Brown’s honest, down-to-earth prose is always readable and sometimes moving, but most of the pieces here lack substance.

Ten autobiographical essays that read more like journal entries, by the King of Grit Lit (Fay, 2000, etc.), disappointingly not up to the level of Brown’s last nonfiction collection, On Fire (1994).

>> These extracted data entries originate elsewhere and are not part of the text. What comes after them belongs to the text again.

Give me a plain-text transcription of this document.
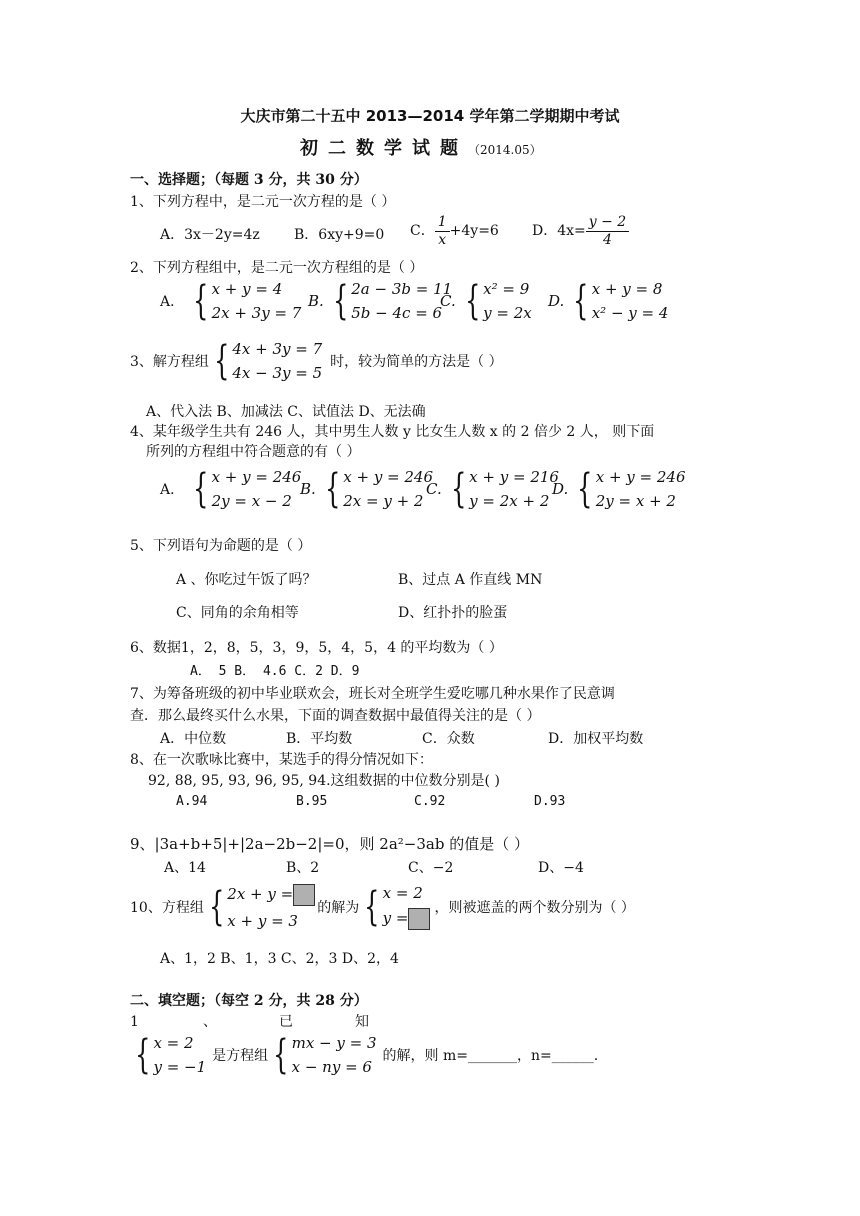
大庆市第二十五中 2013—2014 学年第二学期期中考试
初二数学试题（2014.05）
一、选择题；（每题 3 分，共 30 分）
1、下列方程中，是二元一次方程的是（ ）
A．3x－2y=4z B．6xy+9=0 C． $\frac{1}{x} +4y=6$ D．$4x= \frac{y - 2}{4}$
2、下列方程组中，是二元一次方程组的是（ ）
A． { x + y = 4
2x + 3y = 7
B. { 2a − 3b = 11
5b − 4c = 6
C. { x² = 9
y = 2x
D. { x + y = 8
x² − y = 4
3、解方程组 { 4x + 3y = 7
4x − 3y = 5
时，较为简单的方法是（ ）
A、代入法 B、加减法 C、试值法 D、无法确
4、某年级学生共有 246 人，其中男生人数 y 比女生人数 x 的 2 倍少 2 人， 则下面
所列的方程组中符合题意的有（ ）
A． { x + y = 246
2y = x − 2
B. { x + y = 246
2x = y + 2
C. { x + y = 216
y = 2x + 2
D. { x + y = 246
2y = x + 2
5、下列语句为命题的是（ ）
A 、你吃过午饭了吗？	B、过点 A 作直线 MN
C、同角的余角相等	D、红扑扑的脸蛋
6、数据1，2，8，5，3，9，5，4，5，4 的平均数为（ ）
A． 5 B． 4.6 C．2 D．9
7、为筹备班级的初中毕业联欢会，班长对全班学生爱吃哪几种水果作了民意调
查．那么最终买什么水果，下面的调查数据中最值得关注的是（ ）
A．中位数	B．平均数	C．众数	D．加权平均数
8、在一次歌咏比赛中，某选手的得分情况如下：
92, 88, 95, 93, 96, 95, 94.这组数据的中位数分别是( )
A.94	B.95	C.92	D.93
9、|3a+b+5|+|2a−2b−2|=0，则 2a²−3ab 的值是（ ）
A、14	B、2	C、−2	D、−4
10、方程组 { 2x + y =
x + y = 3
的解为 { x = 2
y =
，则被遮盖的两个数分别为（ ）
A、1，2 B、1，3 C、2，3 D、2，4
二、填空题；（每空 2 分，共 28 分）
1	、	已	知
{ x = 2
y = −1
是方程组 { mx − y = 3
x − ny = 6
的解，则 m=_______，n=______.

The title piece, originally released in 1997 as a 40-page art edition, is the collection’s high-water mark, a richly told story about Brown’s son’s hopes of becoming a cattle-farmer in spite of a never-ending string of bad luck. (The instance detailed here involves birthing two stillborn calves.) “By the Pond,” which describes taking eight acres from which Brown fished as a young boy, fixing them up, and putting a dock in the water, is also noteworthy. “Thicker Than Blood,” short but effective, returns to Brown’s frequent subject, hunting, to tell how the older men in his small-town community initiated him into the world of hunting and its “reserves of good memories,” filling in for the father who died when he was 16 (and who didn’t hunt anyway). Brown struggles but nearly gets it right with a couple of others: “Harry Crews: Mentor and Friend,” an account of his life as a writer and Crews’s huge influence on him, and “So Much Fish, So Close to Home: an Improv,” a highly original but unfocused and awkward tale in need of editing. “Chattanooga Nights,” touching for its aw-shucks description of Brown’s first invitation to a literature conference, feels redundant after “Harry Crews” and comes embarrassingly close to self-canonization with its invocation of Eudora Welty, William Styron, Ernest Gaines, and the like. Of the collection’s final three essays, two (“Goat Songs” and “Shack”) are fine but not noteworthy, and the other (“The Whore in Me”) is uninspired.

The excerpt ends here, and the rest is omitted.